Article 77: It states that the presidential term is four years. The president can be only re-elected for one more term.

Article 88: The law specifies preconditions for eligible People's Assembly members and sets the rulings of elections and referendum.

Article 93: The Supreme Constitutional Court is in charge of deciding the validity of membership of the People's Assembly MPs.

Challenges are lodged with the court within a period that does not exceed 30 days since the announcement of election results. The court passes a ruling on the challenges within 90 days as of the time of receiving the challenges.

The membership of any MP is considered null as of the date of notifying the PA with the court ruling.

Article 139: The president of the republic must appoint, within 60 days at most since his assumption of power, one or more vice president and set his powers. If the need arises to relieve the VP from his post, he must appoint another.

Preconditions and accountability rules applicable to the president of the republic are the same for vice presidents.

Article 148: The president of the republic declares a state of emergency according to the law. The declaration must be referred to the People's Assembly within seven days since its announcement to issue a resolution on this score.

If the announcement was made while the parliament is in recess, it is required that the parliament convenes immediately to look into the announcement while observing the period mentioned in the previous article.

If the parliament is dissolved, the issue is referred to the new parliament at its first session. The issue must pass with the majority approval.

In all cases, the declaration of a state of emergency must not be for more than six months that must not be extended except after the approval of the people in a public referendum.

Article 179: Cancelled

Article 189 last para added:

The president of the republic has the powers, after the approval of the Cabinet, and also half of the People's Assembly and Shura Council have the powers to ask for issuing a new constitution. A Constituent Assembly of 100 members, to be mostly elected by the two houses of parliament at a joint meeting, undertakes outlining the new constitution at a period of time not more than six months since its formation. The blueprint is referred by the president of the republic within 15 days of its drawing to the people for referendum. The new constitution is applicable as of the date of approval by the people in the referendum.

Article 189 bis

Non-appointed members of the first People's Assembly and Shura Council convene to announce the results of the referendum on constitutional amendments for choosing the constituent assembly in charge of outlining the new constitution within six months of their election. This all comes in line with the last para of article 189.

Article 189 bis (I)

The first Shura Council exercises its powers after announcing the results of the referendum on constitutional amendments.

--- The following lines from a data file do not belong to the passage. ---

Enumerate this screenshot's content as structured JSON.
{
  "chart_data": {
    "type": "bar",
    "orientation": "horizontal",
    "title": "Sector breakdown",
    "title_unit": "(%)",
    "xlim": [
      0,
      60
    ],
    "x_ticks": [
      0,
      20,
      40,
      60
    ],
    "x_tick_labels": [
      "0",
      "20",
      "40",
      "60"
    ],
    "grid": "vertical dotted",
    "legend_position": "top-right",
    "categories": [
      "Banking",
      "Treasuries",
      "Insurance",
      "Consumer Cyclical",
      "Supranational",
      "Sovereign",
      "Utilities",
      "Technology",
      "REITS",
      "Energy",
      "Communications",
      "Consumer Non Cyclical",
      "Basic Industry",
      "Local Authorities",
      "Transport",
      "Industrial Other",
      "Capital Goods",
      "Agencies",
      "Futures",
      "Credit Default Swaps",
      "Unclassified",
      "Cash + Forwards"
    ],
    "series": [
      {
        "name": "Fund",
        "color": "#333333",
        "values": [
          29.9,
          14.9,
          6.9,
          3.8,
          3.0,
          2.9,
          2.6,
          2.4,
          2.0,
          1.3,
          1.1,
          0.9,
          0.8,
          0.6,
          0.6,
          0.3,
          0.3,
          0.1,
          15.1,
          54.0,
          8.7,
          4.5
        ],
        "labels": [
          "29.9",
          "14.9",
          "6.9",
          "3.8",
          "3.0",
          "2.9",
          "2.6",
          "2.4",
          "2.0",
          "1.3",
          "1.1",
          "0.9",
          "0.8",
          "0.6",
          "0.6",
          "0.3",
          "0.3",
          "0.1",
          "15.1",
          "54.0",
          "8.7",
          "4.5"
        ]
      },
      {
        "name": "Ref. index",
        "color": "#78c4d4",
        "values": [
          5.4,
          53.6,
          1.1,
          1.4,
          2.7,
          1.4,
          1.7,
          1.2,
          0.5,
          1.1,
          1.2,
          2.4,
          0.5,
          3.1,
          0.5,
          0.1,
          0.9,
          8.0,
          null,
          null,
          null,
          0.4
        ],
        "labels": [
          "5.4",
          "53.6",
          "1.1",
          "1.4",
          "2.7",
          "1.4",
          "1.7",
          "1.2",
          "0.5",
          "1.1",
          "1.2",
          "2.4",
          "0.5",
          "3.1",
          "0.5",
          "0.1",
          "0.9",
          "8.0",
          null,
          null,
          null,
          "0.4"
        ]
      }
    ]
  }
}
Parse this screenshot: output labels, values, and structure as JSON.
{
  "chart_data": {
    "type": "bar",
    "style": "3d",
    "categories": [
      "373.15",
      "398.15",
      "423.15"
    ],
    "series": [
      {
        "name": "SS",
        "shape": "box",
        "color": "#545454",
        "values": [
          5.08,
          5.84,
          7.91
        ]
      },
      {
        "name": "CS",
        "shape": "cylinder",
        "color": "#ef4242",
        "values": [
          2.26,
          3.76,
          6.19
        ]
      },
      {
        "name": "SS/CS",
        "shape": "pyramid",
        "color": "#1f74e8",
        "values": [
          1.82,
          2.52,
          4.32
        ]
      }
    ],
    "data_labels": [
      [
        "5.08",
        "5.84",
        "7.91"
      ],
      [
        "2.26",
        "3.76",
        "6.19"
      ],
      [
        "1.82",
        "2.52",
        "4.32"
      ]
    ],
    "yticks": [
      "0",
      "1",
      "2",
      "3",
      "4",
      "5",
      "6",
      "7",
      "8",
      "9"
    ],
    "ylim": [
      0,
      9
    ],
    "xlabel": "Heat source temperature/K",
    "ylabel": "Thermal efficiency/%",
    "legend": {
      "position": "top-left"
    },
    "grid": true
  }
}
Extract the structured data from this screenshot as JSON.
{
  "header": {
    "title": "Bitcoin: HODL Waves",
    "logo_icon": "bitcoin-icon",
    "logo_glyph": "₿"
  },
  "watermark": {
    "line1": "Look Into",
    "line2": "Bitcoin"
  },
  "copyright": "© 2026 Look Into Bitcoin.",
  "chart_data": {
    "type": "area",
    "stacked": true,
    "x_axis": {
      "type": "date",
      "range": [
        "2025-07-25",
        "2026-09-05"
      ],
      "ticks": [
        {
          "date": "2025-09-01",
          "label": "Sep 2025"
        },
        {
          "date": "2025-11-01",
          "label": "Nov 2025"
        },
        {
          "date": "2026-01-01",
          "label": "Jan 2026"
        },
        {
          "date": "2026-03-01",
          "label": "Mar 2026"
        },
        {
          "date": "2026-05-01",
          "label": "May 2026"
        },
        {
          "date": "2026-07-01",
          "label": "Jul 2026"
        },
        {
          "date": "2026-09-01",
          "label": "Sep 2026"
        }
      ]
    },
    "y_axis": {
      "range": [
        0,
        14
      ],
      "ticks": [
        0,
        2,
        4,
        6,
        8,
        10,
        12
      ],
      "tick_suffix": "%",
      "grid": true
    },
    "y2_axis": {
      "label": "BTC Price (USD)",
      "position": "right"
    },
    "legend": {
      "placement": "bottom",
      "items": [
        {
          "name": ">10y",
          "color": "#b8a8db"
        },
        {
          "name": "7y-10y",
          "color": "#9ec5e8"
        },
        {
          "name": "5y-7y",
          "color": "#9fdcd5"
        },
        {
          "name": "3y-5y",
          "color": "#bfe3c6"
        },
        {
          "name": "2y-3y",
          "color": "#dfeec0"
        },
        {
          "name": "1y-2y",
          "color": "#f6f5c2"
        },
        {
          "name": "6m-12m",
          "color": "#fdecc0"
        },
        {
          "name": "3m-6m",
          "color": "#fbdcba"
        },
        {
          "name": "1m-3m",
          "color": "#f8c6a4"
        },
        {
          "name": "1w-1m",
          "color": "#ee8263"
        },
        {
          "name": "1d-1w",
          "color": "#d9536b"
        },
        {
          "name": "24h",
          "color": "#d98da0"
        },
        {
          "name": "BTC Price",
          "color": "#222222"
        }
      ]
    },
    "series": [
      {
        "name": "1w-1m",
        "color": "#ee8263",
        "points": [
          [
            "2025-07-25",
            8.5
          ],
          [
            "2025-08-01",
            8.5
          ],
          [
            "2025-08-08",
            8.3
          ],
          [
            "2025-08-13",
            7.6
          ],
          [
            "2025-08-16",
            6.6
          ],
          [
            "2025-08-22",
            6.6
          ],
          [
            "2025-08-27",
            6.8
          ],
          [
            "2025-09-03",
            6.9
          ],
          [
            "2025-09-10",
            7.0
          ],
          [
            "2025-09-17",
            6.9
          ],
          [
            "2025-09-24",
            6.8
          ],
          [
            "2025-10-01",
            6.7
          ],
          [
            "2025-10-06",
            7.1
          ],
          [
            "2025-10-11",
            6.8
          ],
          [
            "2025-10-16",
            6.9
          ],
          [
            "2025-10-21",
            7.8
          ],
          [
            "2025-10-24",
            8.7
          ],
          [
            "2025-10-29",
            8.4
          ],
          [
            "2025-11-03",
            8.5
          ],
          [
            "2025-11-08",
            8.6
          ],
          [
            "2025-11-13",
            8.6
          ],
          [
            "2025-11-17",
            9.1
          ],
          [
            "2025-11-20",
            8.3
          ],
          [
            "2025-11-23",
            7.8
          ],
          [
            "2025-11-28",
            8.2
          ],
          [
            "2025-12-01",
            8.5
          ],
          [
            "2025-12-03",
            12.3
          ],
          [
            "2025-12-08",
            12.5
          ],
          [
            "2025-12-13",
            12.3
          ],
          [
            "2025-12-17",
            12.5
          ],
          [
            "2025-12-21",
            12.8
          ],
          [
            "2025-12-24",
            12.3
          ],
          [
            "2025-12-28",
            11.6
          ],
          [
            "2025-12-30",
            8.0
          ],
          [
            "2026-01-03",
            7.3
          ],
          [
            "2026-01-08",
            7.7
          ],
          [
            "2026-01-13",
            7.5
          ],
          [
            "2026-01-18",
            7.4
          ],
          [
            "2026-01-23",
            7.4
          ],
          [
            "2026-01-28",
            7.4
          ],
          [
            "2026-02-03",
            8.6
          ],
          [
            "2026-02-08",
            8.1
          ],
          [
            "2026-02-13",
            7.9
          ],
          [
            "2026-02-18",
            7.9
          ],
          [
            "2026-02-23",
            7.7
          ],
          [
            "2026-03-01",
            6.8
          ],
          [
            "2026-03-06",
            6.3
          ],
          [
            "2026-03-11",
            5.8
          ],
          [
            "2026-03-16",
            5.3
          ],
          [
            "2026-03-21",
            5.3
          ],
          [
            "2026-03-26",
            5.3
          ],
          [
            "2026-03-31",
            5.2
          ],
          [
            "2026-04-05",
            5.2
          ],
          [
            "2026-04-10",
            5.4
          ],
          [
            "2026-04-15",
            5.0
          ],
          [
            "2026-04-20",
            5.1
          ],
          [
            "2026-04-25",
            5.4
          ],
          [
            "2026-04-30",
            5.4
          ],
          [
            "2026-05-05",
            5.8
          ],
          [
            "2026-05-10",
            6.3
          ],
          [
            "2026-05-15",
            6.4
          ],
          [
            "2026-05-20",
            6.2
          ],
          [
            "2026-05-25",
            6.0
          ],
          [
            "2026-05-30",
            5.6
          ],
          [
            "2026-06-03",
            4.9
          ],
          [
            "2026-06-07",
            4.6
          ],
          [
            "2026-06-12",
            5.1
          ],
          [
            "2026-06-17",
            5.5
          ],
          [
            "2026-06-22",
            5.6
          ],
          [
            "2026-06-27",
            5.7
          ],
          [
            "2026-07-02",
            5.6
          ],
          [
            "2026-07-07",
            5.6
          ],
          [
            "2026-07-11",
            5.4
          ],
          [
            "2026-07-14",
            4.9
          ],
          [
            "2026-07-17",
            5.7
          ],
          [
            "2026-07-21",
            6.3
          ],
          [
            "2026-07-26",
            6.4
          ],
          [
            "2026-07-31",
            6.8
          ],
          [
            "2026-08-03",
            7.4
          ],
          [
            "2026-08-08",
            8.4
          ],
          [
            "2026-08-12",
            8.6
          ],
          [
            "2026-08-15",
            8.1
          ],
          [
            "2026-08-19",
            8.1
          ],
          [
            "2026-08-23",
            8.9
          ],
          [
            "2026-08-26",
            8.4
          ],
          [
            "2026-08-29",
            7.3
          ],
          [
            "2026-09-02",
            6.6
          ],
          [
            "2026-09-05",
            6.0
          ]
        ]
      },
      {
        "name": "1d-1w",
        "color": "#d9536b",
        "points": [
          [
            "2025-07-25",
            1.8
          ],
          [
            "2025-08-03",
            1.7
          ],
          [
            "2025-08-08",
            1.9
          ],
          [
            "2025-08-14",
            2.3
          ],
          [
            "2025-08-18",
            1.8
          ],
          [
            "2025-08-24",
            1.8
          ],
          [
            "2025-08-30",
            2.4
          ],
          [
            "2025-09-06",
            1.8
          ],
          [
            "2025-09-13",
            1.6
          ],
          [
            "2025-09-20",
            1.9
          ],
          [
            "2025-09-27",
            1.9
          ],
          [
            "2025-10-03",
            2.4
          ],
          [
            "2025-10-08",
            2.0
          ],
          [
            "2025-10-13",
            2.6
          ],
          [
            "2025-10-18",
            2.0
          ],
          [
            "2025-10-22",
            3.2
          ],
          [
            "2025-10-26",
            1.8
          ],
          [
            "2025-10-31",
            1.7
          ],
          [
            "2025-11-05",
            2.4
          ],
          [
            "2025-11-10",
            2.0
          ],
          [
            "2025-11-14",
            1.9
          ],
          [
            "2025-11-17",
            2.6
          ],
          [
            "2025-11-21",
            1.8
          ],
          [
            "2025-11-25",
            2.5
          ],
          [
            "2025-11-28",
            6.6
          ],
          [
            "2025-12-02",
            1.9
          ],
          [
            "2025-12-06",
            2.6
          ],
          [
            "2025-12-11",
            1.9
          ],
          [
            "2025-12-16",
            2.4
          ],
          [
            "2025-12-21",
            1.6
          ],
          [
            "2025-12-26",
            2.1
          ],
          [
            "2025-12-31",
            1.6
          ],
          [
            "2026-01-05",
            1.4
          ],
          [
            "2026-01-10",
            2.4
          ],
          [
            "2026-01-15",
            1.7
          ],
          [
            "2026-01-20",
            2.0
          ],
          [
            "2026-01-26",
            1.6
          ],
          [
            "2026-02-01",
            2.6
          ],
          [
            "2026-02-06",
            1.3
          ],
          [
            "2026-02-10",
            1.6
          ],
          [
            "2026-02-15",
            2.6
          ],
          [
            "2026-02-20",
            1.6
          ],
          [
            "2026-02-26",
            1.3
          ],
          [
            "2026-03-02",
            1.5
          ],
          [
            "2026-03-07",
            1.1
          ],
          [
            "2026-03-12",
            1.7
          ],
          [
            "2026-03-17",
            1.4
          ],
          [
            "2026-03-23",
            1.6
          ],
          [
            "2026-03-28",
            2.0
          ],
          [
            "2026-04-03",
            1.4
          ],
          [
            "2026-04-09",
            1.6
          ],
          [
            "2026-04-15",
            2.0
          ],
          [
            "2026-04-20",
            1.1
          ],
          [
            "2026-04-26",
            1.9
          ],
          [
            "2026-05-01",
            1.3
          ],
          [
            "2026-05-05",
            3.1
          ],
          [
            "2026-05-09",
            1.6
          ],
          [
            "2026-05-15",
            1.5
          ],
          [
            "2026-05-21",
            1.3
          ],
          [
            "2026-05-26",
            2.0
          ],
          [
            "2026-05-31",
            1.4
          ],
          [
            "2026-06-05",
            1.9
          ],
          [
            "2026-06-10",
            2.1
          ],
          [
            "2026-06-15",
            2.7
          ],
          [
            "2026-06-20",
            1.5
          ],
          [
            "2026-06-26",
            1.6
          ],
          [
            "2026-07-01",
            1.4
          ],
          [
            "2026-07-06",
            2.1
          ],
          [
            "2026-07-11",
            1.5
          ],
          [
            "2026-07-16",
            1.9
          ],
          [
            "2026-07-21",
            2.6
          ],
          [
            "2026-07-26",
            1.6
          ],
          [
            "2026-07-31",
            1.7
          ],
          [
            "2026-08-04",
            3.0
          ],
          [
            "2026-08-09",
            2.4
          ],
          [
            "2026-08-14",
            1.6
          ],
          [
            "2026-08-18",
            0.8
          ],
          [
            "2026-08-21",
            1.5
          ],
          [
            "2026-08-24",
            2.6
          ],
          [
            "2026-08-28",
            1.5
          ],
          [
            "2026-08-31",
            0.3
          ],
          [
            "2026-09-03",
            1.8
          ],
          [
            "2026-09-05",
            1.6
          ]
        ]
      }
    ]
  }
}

The president of the republic takes over, immediately after his election, completing the formation of the Council with appointing one third of its members. The appointment should be for completing the term of the Council according to the law.


  1. Where is a 'Bill of Rights?"

  2. Where is (1) Freedom to assemble, (2)Freedom of speech, (3)Freedom of religion, (4)freedom of the Press and (5)freedom to petition

  3. C'mon anybody really expected a democracy in Egypt? It's going to be Suni's Iran...

  4. First of all, this is not the entire constitution, secondly, the "Bill of Rights" was not in the original U.S. Constitution to begin with, and also, with possible presidential candidates such as ElBaradei in line for the Presidency, I believe Egypt stands a very good chance of being a fully-functioning democracy.

  5. Victory is correct. The text contained in this blog post is only the 8 proposed amendments to the Egyptian Constitution which Egyptians voted on in a referendum on March 19. It is not the full constitution, although I can provide you with a link to the full text of the constitution.

    @Anonymous 2, it's highly unlikely that Egypt will turn into anything reminiscent of Iran. It's much more likely to follow the Turkish model, with the army guaranteeing a civilian government.